Dortmund

Europa League: BVB jagt letzten fehlenden Titel

Sogar Bayernchef Rummenigge hofft auf viele Siege Tuchels

Dortmund.  Alles hat Borussia Dortmund bisher gewonnen, nur die Europa League noch nicht. Die 65 Zentimeter hohe Silber-Trophäe soll im nächsten Jahr die Sammlung des aktuellen Bundesliga-Tabellenführers komplettieren – so zumindest das durchaus realistische Ziel der Westfalen.

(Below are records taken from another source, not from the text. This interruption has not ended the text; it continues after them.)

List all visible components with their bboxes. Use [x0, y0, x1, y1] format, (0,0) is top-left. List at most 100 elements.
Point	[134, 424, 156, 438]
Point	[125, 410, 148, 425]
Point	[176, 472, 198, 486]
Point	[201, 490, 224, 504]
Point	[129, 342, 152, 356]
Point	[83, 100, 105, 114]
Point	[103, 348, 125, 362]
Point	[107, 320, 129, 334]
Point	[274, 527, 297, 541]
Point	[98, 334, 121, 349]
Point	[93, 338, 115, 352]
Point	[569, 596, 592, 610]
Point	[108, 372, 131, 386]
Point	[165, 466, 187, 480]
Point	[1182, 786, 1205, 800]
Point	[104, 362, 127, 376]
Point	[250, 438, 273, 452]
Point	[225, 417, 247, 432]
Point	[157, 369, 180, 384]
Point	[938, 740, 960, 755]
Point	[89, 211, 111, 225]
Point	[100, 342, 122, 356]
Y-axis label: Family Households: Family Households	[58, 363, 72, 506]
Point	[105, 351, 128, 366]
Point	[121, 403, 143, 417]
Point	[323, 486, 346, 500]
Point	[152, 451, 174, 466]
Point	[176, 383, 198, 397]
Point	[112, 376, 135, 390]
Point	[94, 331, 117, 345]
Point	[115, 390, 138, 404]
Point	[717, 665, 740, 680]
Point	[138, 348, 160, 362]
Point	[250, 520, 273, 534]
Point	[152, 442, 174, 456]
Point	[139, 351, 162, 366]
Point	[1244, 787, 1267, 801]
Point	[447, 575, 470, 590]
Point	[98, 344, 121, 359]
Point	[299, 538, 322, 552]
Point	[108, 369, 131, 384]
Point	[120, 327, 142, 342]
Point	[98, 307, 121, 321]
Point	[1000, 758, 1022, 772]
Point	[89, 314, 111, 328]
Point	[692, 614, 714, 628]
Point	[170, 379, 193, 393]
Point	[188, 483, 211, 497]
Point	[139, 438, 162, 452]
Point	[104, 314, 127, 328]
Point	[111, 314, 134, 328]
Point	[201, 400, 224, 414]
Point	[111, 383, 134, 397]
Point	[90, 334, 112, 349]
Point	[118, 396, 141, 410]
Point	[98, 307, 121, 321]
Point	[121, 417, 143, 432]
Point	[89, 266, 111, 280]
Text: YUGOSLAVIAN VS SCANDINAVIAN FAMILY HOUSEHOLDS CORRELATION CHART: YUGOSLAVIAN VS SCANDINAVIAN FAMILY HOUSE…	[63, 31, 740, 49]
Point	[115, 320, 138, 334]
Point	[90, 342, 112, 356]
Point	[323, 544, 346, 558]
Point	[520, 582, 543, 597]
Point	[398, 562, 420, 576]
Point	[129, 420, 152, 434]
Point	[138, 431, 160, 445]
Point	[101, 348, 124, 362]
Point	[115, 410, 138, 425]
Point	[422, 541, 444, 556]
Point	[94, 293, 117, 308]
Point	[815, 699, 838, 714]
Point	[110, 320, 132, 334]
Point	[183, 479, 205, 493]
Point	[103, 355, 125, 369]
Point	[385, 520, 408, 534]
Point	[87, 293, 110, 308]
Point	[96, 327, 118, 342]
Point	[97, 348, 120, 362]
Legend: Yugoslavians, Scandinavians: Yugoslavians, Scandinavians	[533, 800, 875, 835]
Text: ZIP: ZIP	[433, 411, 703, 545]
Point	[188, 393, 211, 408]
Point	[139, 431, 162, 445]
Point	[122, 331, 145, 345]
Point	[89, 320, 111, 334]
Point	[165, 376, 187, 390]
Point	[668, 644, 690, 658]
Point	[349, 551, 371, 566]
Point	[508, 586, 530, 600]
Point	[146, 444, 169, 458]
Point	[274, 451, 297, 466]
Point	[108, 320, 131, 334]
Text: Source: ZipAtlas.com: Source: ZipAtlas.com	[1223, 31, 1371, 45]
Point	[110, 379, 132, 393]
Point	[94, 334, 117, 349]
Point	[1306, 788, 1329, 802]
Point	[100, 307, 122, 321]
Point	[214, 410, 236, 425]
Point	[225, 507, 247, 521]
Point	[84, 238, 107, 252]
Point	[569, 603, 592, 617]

An Selbstbewusstsein fehlt es zum Start der Gruppenphase am Donnerstag (19 Uhr, Sky) gegen FK Krasnodar aus Russland nicht. „Das Finale muss unser Ziel sein“, sagt Marco Reus, der wegen seines Zehenbruchs aber noch fehlen wird. „Wenn wir unser Spiel durchdrücken, haben wir gute Chancen, weit zu kommen.“ Auf die leichte Schulter nehmen die Borussen ihren Gegner freilich nicht. Trainer Thomas Tuchel kündigte eine gewissenhafte Vorbereitung an.

Karl-Heinz Rummenigge traut dem BVB, bei dem die genesenen Ex-Herthaner Adrian Ramos und Lukasz Piszczek wieder im Kader stehen dürften, den Titel zu. „Dortmund war immer ein Garant für den deutschen Fußball. Sie haben wichtige Punkte gesammelt“, meinte Rummenigge mit Blick auf die Fünf-Jahres-Wertung der Uefa.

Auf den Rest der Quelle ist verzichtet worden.